The morning began once again with a visit to St Mary’s School by Rachna, Yasmeen and Safreen. The school didn’t have electricity, so no film screening was possible, and the children described the gas disaster instead and talked about the issues they faced.
The big event of the day was a significant meeting with Minister of Environment and Forests Jairam Ramesh. Sathyu and Rachna were present along with Jayprakashji of the Bhopal Gas Peedit Sangharsh Sahyog Samiti), and our lawyers Karuna and Avinendra. Karuna ji represents the survivors’ groups in the Supreme Court while Avinendra represents the survivors in MP high court and Delhi high court. We presented Jairam Ramesh with our set of demands and plan to also send him our map to remediation.
In the course of the meeting Mr. Jairam Ramesh agreed to the representation of all seven of the survivors organization in the Environmental Oversight Remediation Committee. Upon our insistence, this included Children Against Dow-Carbide, over whose representation he hesistated because they were not adults. He also agreed to read the critique we had submitted on behalf of all seven survivor’s organizations, of the NEERI & NGRI reports assessing the depth and spread of Union Carbide’s toxic waste in & around the factory, and to post it to the MOEF website. He also claimed he was seeking feedback from several individuals and agencies on the NEERI & NGRI reports and will post responses on the website in another week; meanwhile the oversight committee has set up a peer review committee to present a public critical assessment of NEERI and NGRI’s report.
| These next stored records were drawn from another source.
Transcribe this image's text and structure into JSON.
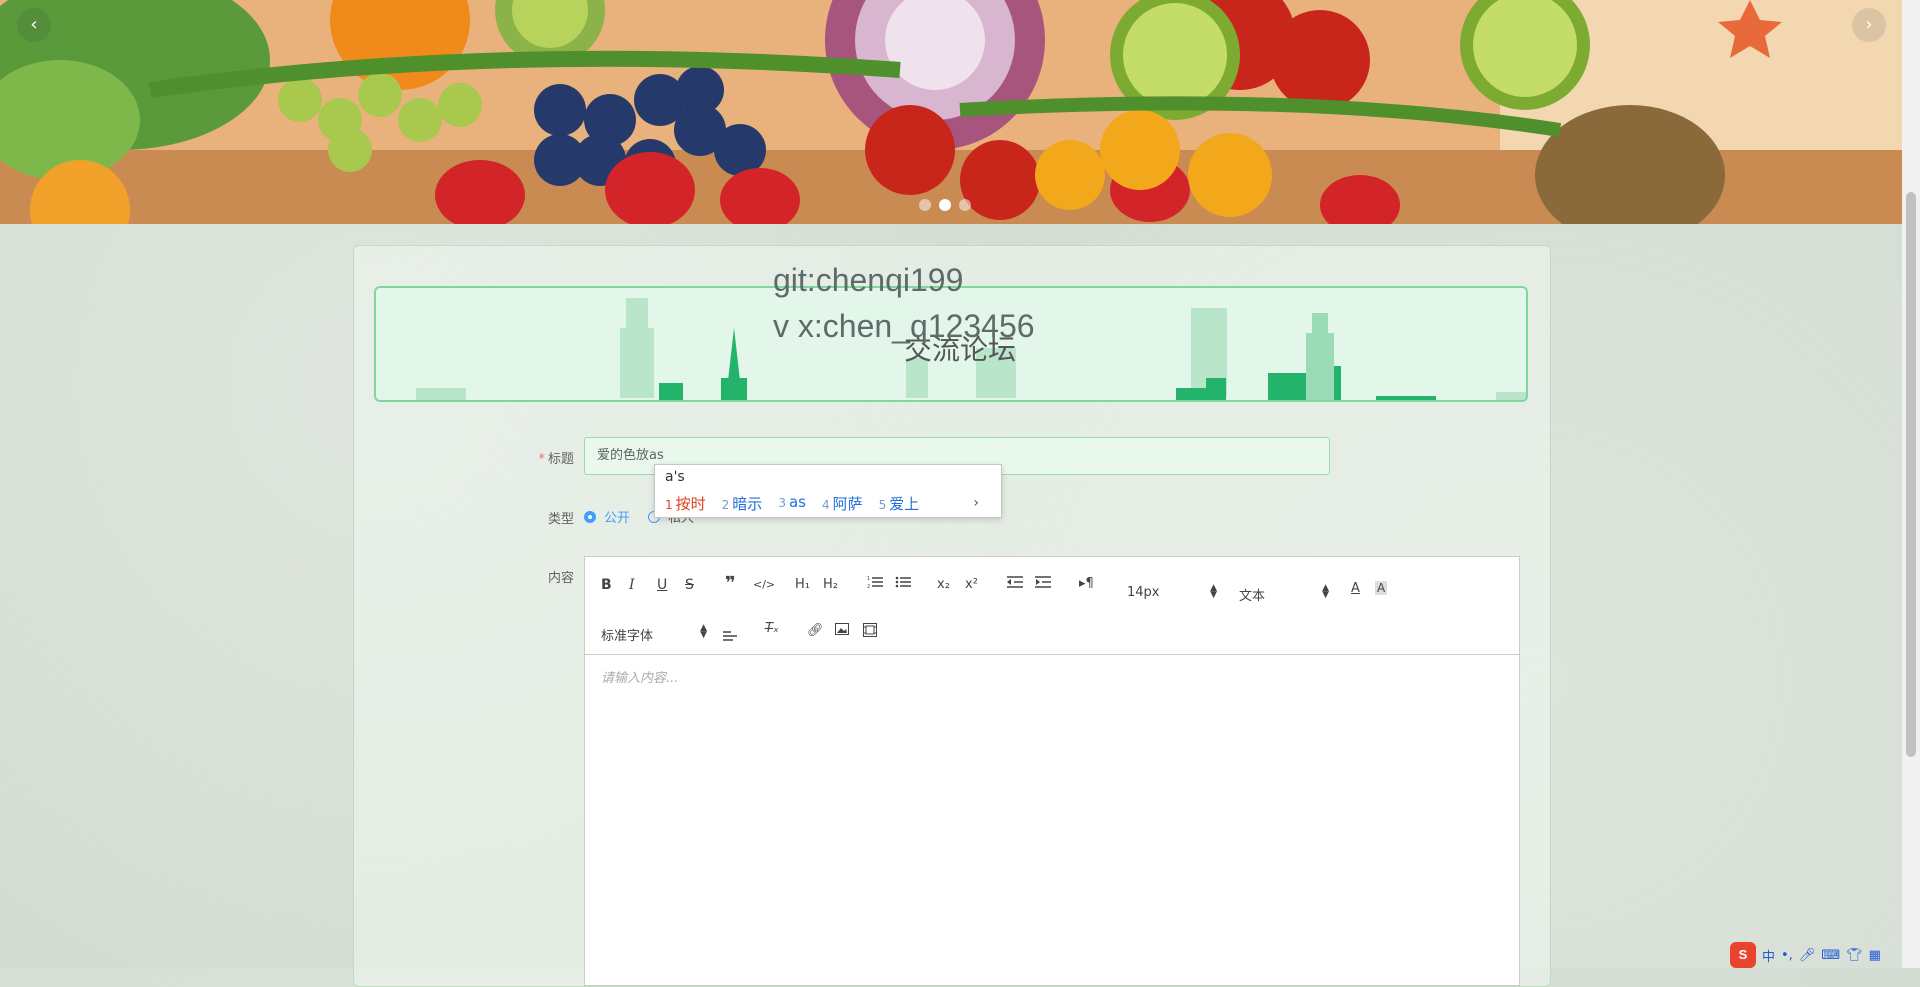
{
  "banner": {
    "prev_arrow": "‹",
    "next_arrow": "›",
    "slide_count": 3,
    "active_slide": 2
  },
  "watermark": {
    "line1": "git:chenqi199",
    "line2": "v x:chen_q123456"
  },
  "header": {
    "title": "交流论坛"
  },
  "form": {
    "title_label": "标题",
    "title_required_mark": "*",
    "title_value": "爱的色放as",
    "type_label": "类型",
    "type_options": [
      "公开",
      "私人"
    ],
    "type_selected": "公开",
    "content_label": "内容"
  },
  "ime": {
    "composition": "a's",
    "candidates": [
      {
        "num": "1",
        "text": "按时"
      },
      {
        "num": "2",
        "text": "暗示"
      },
      {
        "num": "3",
        "text": "as"
      },
      {
        "num": "4",
        "text": "阿萨"
      },
      {
        "num": "5",
        "text": "爱上"
      }
    ],
    "more": "›"
  },
  "editor": {
    "size_value": "14px",
    "header_value": "文本",
    "font_value": "标准字体",
    "placeholder": "请输入内容...",
    "colors": {
      "accent": "#409eff",
      "border": "#cccccc"
    }
  },
  "tray": {
    "ime_logo": "S",
    "lang": "中"
  }
}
This should be out by 27 August and comments will be possible. He also suggested that if the willingness expressed by members of the European Union Parliament to offer financial and technical assistance turned into a formal offer backed by an EU resolution, there’s a good possibility that the Government
of India would accept.
The whole meeting ended well and it was a wonderful turn-around since the time Mr. Ramesh made some jokes mocking the toxicity of the Union Carbide factory, and some of our dharna members had gone to jail for burning his effigy! We are glad that despite this, he’s taking his responsibility as the Minister of Environment and Forests more seriously than most Ministers do. This says more about the state of the government than anything else, so while we are happy for his particular responsiveness, there’s a strong imperative to move to a system where regardless of our luck of the draw with ministries and bureaucrats, the administrators are kept accountable by us, or able to be fired by us.